Speaking at a press conference held in Colombo yesterday, industry veteran and former Colombo Tea Traders Association Chairman Anselm Perera termed the ‘arbitrary and reckless’ wage hike to be the fourth major crisis of the Ceylon Tea industry in post-independent Sri Lanka.
As a result of the decision, Planters Association of Ceylon (PA) Spokesperson Dr. Roshan Rajadurai noted that the cost of production for tea and rubber would rise dramatically, with estimates indicating a minimum 45 percent increase in the cost per kilogramme of tea.
“This wage hike will place an enormous burden on the Regional Plantation Companies (RPCs), which will face an annual increase in excess of Rs.35 billion, inclusive of the EPF/ETF and gratuity payments,” he said.
With this sharp increase of production costs resulting from the wage hike, Perera noted that the planters would be forced to trim the critical and essential expenditure items, which would drastically reduce the quality of Ceylon Tea and consequently causing an irreparable damage to the Ceylon Tea brand globally.
According to him, the exporters have already witnessed a reduction of orders from foreign suppliers, following the wage increase announcement, amidst the concerns on the sustainability of the industry.
“The suppliers are already worried. They know there’s no way we can cut our expenditures to finance this wage hike,” he said.
Ceylon Tea currently enjoys around a US $ 2 premium, due to the high quality associated with its brand name.
Perera recalled that the private sector rescued the dwindling Ceylon Tea brand after taking over the management of the state-owned tea plantations after the disastrous decision to nationalising the plantations. However, he pointed out that the ad hoc decisions to ban the popular weedicide glyphosate and ban on agrochemicals resulted in lasting damages, which the industry is still struggling to recover.
As a result of these policy decisions, Dr. Rajadurai noted that the Ceylon Tea output has come down by around 100,000 million kilogrammes over the past decade.
Perera feared this could result in the demise of the Ceylon Tea brand ultimately.
Meanwhile, All Island Federation of Tea Smallholders Development Societies President Jagath Pathirana noted that the smallholders are already finding it difficult to finance the cost of fertilisers and gradually moving into other crops. Hence, he pointed out that the wage increase could further fuel this trend.
According to Dr.
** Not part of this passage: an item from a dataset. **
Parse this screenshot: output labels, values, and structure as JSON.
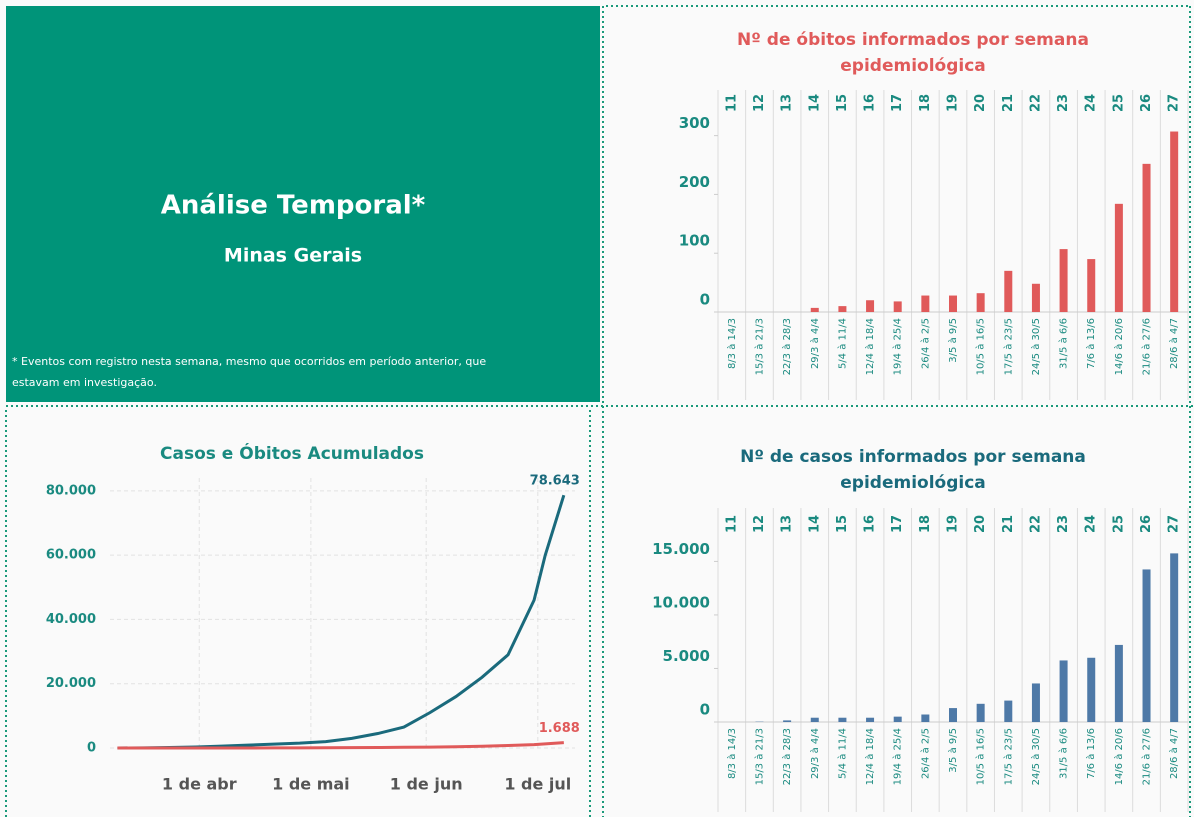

Rajadurai, the RPCs had agreed to increase the minimum wage of the planation workers up to Rs.1380 and to increase over the kilogramme rate by 50 percent, with three rounds of negations held with President Ranil Wickremesinghe. However, the labour unions were adamant on the Rs.1700 living wage and doubling the over kilogramme rate.
The PA stressed that the financial strain is unsustainable and threatens the livelihoods of thousands of workers in the plantation sector.
“We might be able to afford the wage increase for one month but we might not be able to pay it afterwards,” Dr. Rajadurai said.
The PA has long advocated for a shift to a productivity-linked wage model or a revenue share model, which aligns worker compensation with productivity and revenue earned at auction.
“This approach not only incentivises productivity but also ensures a fair and sustainable wage system for workers. Already the workers under revenue share, under the previous wage structure, recorded earnings in excess of the minimum wage that was recently gazetted,” it said.
According to him, 30-40 percent of the RPC tea output comes from its revenue sharing model. As of 2018, some workers even earned up to Rs.90,000 monthly, under this model.
“The current daily attendance-based minimum wage model is outdated and does not reflect the realities of the modern plantation industry. Any disruption to production or quality standards could send shockwaves through export markets, diminishing export revenues and competitiveness,” he said.
The daily plucking average remains at 18 kilogrammes per day, compared to 45-60 kilogrammes in Kenya and 60 kilogrammes in some parts of India.
Over 2.5 million, accounting 10 percent of Sri Lanka’s population, livelihoods are tied to the tea industry.